I would NOT do this w/ full-sized horses, BTW...at least,not at the age I am now. Nor would I recommend it for anyone who doesn't have a good many years of solid horse/driving experience.

Margo


----------



## Marsha Cassada (Jun 28, 2010)

Well, after several years of ponying I had my first bad experience. I had Dusty on behind Dapper Dan and he managed to tear my cart material in several places. So now I will have to recover the backrest. I guess I need to invest in a muzzle for the ponied horse. Thanks for that tip, Margo!


----------



## Marsha Cassada (Oct 7, 2010)

I am boarding a wee stallion named Sureshot temporarily. He is rather chubby, so I want to give him some workouts. We've been walking 2 miles every other day, but I decided to try and pony him behind the cart and Dapper Dan. He is 14, so not a silly like Dusty. I asked my dil to ride her bicycle along with us, so she could keep an eye on Sureshot.

He ponied perfectly. His little legs were so short that he had to hustle! We stopped at 1 mile to check his breathing.

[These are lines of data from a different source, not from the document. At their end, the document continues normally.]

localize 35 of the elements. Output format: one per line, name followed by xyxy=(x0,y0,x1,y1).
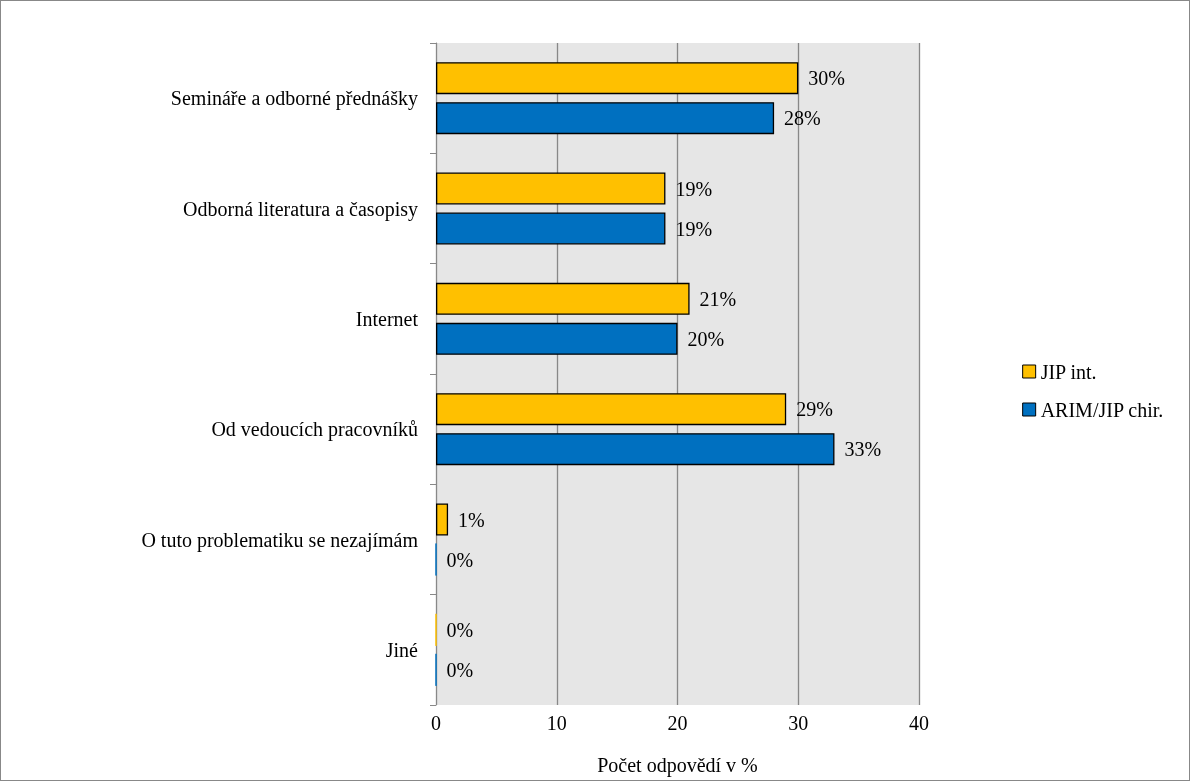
bar xyxy=(436,322,678,355)
bar xyxy=(436,102,775,135)
data-label: 19% xyxy=(675,217,713,240)
data-label: 20% xyxy=(687,327,725,350)
x-tick-label: 40 xyxy=(909,712,929,734)
data-label: 0% xyxy=(446,548,474,571)
y-tick-label: Od vedoucích pracovníků xyxy=(211,418,418,442)
x-tick-label: 30 xyxy=(788,712,809,734)
data-label: 1% xyxy=(458,508,485,531)
y-tick-label: Internet xyxy=(355,307,419,330)
bar xyxy=(436,282,690,315)
x-tick-label: 10 xyxy=(546,712,567,734)
y-tick-label: Odborná literatura a časopisy xyxy=(183,197,418,221)
data-label: 21% xyxy=(699,287,737,310)
data-label: 29% xyxy=(796,398,833,421)
bar xyxy=(436,62,799,95)
x-tick-label: 0 xyxy=(431,712,441,734)
legend-label: ARIM/JIP chir. xyxy=(1040,398,1164,421)
y-tick-label: Jiné xyxy=(385,638,419,661)
bar xyxy=(436,503,449,536)
bar xyxy=(436,172,666,205)
data-label: 30% xyxy=(808,67,845,90)
bar xyxy=(436,433,835,466)
data-label: 33% xyxy=(844,438,882,461)
bar xyxy=(436,212,666,245)
legend-label: JIP int. xyxy=(1040,360,1097,383)
data-label: 0% xyxy=(446,618,474,641)
bar xyxy=(436,393,787,426)
x-tick-label: 20 xyxy=(667,712,688,734)
data-label: 0% xyxy=(446,658,474,681)
data-label: 28% xyxy=(784,107,821,130)
y-tick-label: Semináře a odborné přednášky xyxy=(170,87,418,111)
y-tick-label: O tuto problematiku se nezajímám xyxy=(141,528,419,552)
data-label: 19% xyxy=(675,177,713,200)
x-axis-title: Počet odpovědí v % xyxy=(597,754,758,777)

He was a little sweaty, but not breathing too hard (it was 90 degrees today).

I did the two leads, one on either side of the seat, but it was never an issue for him to try and run up beside the cart.

Rinsed him off with the hose when we got home--should have waited till he had finished rolling before hosing!

I feel comfortable taking him by myself now, he is such a sensible little man.


----------